Yang memberikan nama IPPSA tsb adalah Darussalam Rasyad. Mengenai nama IPPSA, saya berkeyakinan Darussalam Rasyad (kemudian bergelar Dt. Samarajo) memperoleh inspirasi kata-kata ikatan pemuda pelajar dari nama IPPI (singkatan Ikatan Pemuda Pelajar Indonesia) yang baru lahir dan sedang bertumbuh pesat pada masa itu.

Pada masa itu DPP IPPI di Jakarta dipimpin oleh Emil Salim, sedang di Sumatera Tengah (meliputi Sumbar, Riau, Jambi dan Kepulauan Riau sekarang) dipimpin oleh Awaloeddin Djamin. Apalagi Awaloeddin Djamin, sebagai Ketua IPPI Sumatera Tengah sering berkunjung ke Solok dan menjadi tamu beliau selaku Kepala Inspeksi P & K Kabupaten Solok. Ungkap Awaluddin Djamin: ”Di SMA Negeri yang dipimpin oleh Dr. Rosma, kami membentuk ”Ikatan Pemuda Pelajar Indonesia” (IPPI) dan ”Tentara Republik Indnesia Pelajar” (TRIP) seperti pelajar-pelajar di Jawa. Saya terpilih menjadi ketua IPPI Sumatera Tengah. Selaku Ketua IPPI Sumatera Tengah saya sering ke sekolah-sekolah menengah pertama di Padangpanjang, Solok, dan Sawahlunto.

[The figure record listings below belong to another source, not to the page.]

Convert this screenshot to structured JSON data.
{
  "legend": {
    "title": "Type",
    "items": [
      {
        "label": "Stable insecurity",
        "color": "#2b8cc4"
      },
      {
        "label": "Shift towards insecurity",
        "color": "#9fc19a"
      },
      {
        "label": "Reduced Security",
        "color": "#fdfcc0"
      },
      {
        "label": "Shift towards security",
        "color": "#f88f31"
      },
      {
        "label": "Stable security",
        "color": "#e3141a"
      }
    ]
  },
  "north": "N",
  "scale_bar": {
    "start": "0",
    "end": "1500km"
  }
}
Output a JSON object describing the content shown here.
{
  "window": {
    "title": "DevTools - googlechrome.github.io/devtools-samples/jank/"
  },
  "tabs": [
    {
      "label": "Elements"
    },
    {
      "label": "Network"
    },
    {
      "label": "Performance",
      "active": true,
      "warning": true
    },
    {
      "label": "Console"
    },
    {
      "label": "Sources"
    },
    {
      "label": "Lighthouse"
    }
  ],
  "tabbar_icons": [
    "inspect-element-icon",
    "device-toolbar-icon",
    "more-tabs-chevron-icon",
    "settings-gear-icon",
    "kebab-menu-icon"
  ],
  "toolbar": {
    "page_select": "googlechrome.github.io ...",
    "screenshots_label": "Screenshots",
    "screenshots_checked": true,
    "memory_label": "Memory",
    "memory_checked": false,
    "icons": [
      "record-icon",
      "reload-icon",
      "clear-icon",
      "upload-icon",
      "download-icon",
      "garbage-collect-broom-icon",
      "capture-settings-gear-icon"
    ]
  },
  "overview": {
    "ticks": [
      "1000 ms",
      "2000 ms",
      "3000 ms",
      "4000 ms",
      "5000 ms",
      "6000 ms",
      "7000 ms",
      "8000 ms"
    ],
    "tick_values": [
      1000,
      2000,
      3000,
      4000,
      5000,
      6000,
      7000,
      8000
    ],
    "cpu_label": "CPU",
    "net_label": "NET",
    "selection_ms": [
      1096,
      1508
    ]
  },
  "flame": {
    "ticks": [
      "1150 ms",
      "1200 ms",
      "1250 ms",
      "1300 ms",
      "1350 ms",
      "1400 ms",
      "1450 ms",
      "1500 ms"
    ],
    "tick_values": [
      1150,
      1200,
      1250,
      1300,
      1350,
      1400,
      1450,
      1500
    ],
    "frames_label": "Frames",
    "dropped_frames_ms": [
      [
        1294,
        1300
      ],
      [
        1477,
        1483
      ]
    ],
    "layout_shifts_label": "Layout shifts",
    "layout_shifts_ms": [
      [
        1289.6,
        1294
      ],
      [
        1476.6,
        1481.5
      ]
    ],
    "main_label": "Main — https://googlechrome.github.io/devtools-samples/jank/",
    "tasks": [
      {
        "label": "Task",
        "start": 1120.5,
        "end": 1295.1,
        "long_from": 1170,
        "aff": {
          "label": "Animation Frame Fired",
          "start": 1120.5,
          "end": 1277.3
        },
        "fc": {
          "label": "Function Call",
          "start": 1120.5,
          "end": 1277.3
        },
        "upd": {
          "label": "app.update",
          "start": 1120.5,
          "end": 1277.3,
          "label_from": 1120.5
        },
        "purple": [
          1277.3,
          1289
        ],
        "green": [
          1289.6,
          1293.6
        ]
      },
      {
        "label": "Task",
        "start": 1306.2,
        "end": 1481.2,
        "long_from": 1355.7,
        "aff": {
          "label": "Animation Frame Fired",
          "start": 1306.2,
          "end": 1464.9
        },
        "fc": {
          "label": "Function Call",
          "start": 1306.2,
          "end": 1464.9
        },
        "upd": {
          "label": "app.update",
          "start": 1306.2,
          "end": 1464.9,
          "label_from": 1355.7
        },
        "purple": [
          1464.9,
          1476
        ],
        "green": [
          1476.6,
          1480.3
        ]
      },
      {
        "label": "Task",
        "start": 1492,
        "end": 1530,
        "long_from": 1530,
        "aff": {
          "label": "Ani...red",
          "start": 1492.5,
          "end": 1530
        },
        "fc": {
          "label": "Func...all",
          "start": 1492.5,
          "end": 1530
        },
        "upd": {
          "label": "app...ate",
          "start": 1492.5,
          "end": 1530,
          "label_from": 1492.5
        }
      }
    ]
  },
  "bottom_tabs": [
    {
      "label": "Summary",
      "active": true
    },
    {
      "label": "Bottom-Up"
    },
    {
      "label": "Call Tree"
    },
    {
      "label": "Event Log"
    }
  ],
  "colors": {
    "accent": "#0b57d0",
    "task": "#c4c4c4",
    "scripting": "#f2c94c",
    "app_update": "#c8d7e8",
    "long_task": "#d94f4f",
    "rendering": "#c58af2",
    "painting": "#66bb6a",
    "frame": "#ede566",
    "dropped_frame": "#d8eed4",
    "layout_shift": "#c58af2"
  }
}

Di Padang panjang siswa sekolah agama pun bergabung dengan IPPI". Untuk menelusuri letak keterkaitan atau hubungan itu, baik kita kutipkan sedikit tulisan Prof. Mr. Ruslan Saleh sekitar kelahiran IPPI sebagai berikut: “Tanggal 2 Februari 1946, Ikatan Pemuda Pelajar Indonesia disingkat IPPI didirikan. Kata “pemuda pelajar” adalah suatu proses pemikiran dan pertukaran pendapat yang serius guna memelihara kesatuan dan persatuan perjuangan pada masa itu yang sangat didambakan. Dengan kata-kata ini tersimpul pengertian tidak terpecahnya pemuda dalam sekolah menengah pertama (SMP), sekolah mengah atas (SMA) dan mahasiswa, semuanya bersatu dalam sebutan Pemuda Pelajar. Terkandung dalam pengertian pemuda yang meliputi pelajar dan mahasiswa. Sebelumnya organisasi ini bernama Ikatan Pelajar Indonesia, organisasi dari pelajar sekolah menengah pertama dan menengah atas".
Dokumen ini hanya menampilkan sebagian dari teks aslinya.